I have actually learned/am learing C++ on a collegiate level. I can say that they do not offer Java in the CS department. This is a reflection in the fact that Java is not important for what programmers actually do in the world. There is one class of Java taught in the whole college and that is in a business related sub-optimal computer program. This surely says something about what people really do. I would wager a whole keg of beer that you would find a large percentage of schools who do not use java and a larger portion of software development that dosn't use it. (Around 30-70%). As long as java remains so un interesting and tied to the web and the internet I will never learn it. Haven't you ever tried to access the internet and couldn't for whatever reason? Now look at the number of times you computer has prevented you from accessing the data you need. Now what should happen for most people is that the internet should be statistically more prone to failure than traditional media and far less controllable and customizable for your needs.

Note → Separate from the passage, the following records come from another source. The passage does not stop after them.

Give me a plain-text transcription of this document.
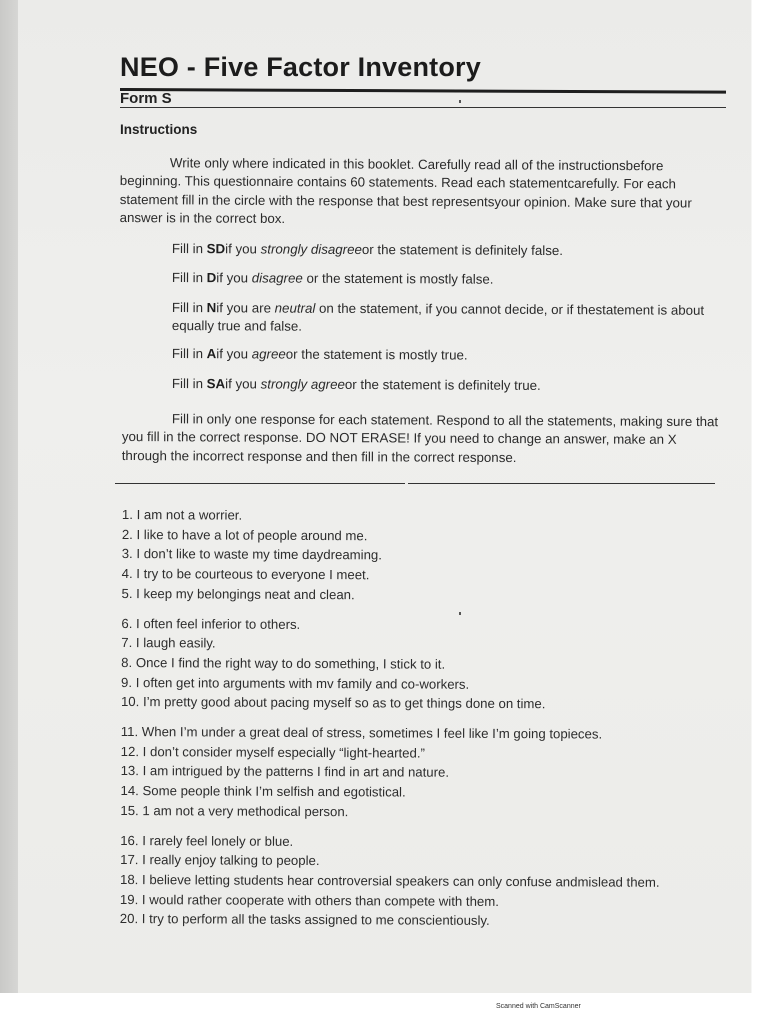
NEO - Five Factor Inventory
Form S
Instructions

Write only where indicated in this booklet. Carefully read all of the instructionsbefore beginning. This questionnaire contains 60 statements. Read each statementcarefully. For each statement fill in the circle with the response that best representsyour opinion. Make sure that your answer is in the correct box.

Fill in SDif you strongly disagreeor the statement is definitely false.

Fill in Dif you disagree or the statement is mostly false.

Fill in Nif you are neutral on the statement, if you cannot decide, or if thestatement is about equally true and false.

Fill in Aif you agreeor the statement is mostly true.

Fill in SAif you strongly agreeor the statement is definitely true.

Fill in only one response for each statement. Respond to all the statements, making sure that you fill in the correct response. DO NOT ERASE! If you need to change an answer, make an X through the incorrect response and then fill in the correct response.

1. I am not a worrier.
2. I like to have a lot of people around me.
3. I don’t like to waste my time daydreaming.
4. I try to be courteous to everyone I meet.
5. I keep my belongings neat and clean.
6. I often feel inferior to others.
7. I laugh easily.
8. Once I find the right way to do something, I stick to it.
9. I often get into arguments with mv family and co-workers.
10. I’m pretty good about pacing myself so as to get things done on time.
11. When I’m under a great deal of stress, sometimes I feel like I’m going topieces.
12. I don’t consider myself especially “light-hearted.”
13. I am intrigued by the patterns I find in art and nature.
14. Some people think I’m selfish and egotistical.
15. 1 am not a very methodical person.
16. I rarely feel lonely or blue.
17. I really enjoy talking to people.
18. I believe letting students hear controversial speakers can only confuse andmislead them.
19. I would rather cooperate with others than compete with them.
20. I try to perform all the tasks assigned to me conscientiously.
Scanned with CamScanner
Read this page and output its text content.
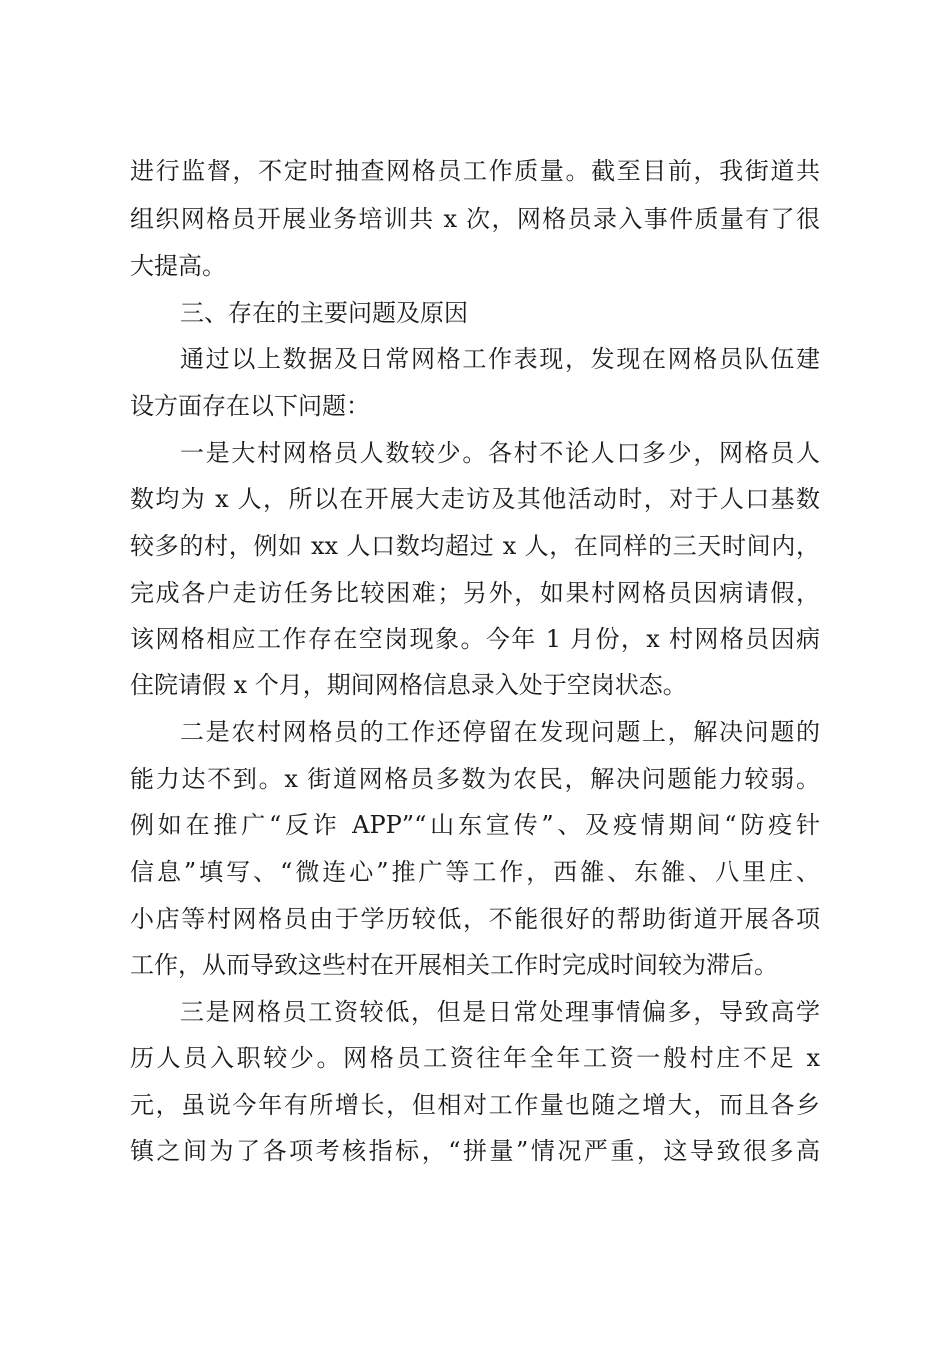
进行监督，不定时抽查网格员工作质量。截至目前，我街道共
组织网格员开展业务培训共 x 次，网格员录入事件质量有了很
大提高。
三、存在的主要问题及原因
通过以上数据及日常网格工作表现，发现在网格员队伍建
设方面存在以下问题：
一是大村网格员人数较少。各村不论人口多少，网格员人
数均为 x 人，所以在开展大走访及其他活动时，对于人口基数
较多的村，例如 xx 人口数均超过 x 人，在同样的三天时间内，
完成各户走访任务比较困难；另外，如果村网格员因病请假，
该网格相应工作存在空岗现象。今年 1 月份，x 村网格员因病
住院请假 x 个月，期间网格信息录入处于空岗状态。
二是农村网格员的工作还停留在发现问题上，解决问题的
能力达不到。x 街道网格员多数为农民，解决问题能力较弱。
例如在推广“反诈 APP”“山东宣传”、及疫情期间“防疫针
信息”填写、“微连心”推广等工作，西雒、东雒、八里庄、
小店等村网格员由于学历较低，不能很好的帮助街道开展各项
工作，从而导致这些村在开展相关工作时完成时间较为滞后。
三是网格员工资较低，但是日常处理事情偏多，导致高学
历人员入职较少。网格员工资往年全年工资一般村庄不足 x
元，虽说今年有所增长，但相对工作量也随之增大，而且各乡
镇之间为了各项考核指标，“拼量”情况严重，这导致很多高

You are probably right that java is suitable for web applications but then, what isn't webrelated these days? Standalone programs are a dead end for most domains nowadays. The client server architectures and n-tier architectures in use
nowadays make networking a requirement not an optional feature.

This is quite bad for at least a few reasons:

1. access: If I need to have more silly requirements then if begins to decrease the ability of that application to actually get something accomplished in a timely manner. When I get a computer do I have to get say Phd in CS do use said computer (contrary to what people would like of the world)? No. This is because it's not necessary. Suppose I have a video game. Does say even dramcast or playstation games or even almost any PC game really *need* to be connected to a network? I can't really see any advantage if I am just a single lone person why that makes the experience any better for me. Almost anything you want control over does not *need* to have access to the web. Does working with say simple spread sheets need web access? How about word processing?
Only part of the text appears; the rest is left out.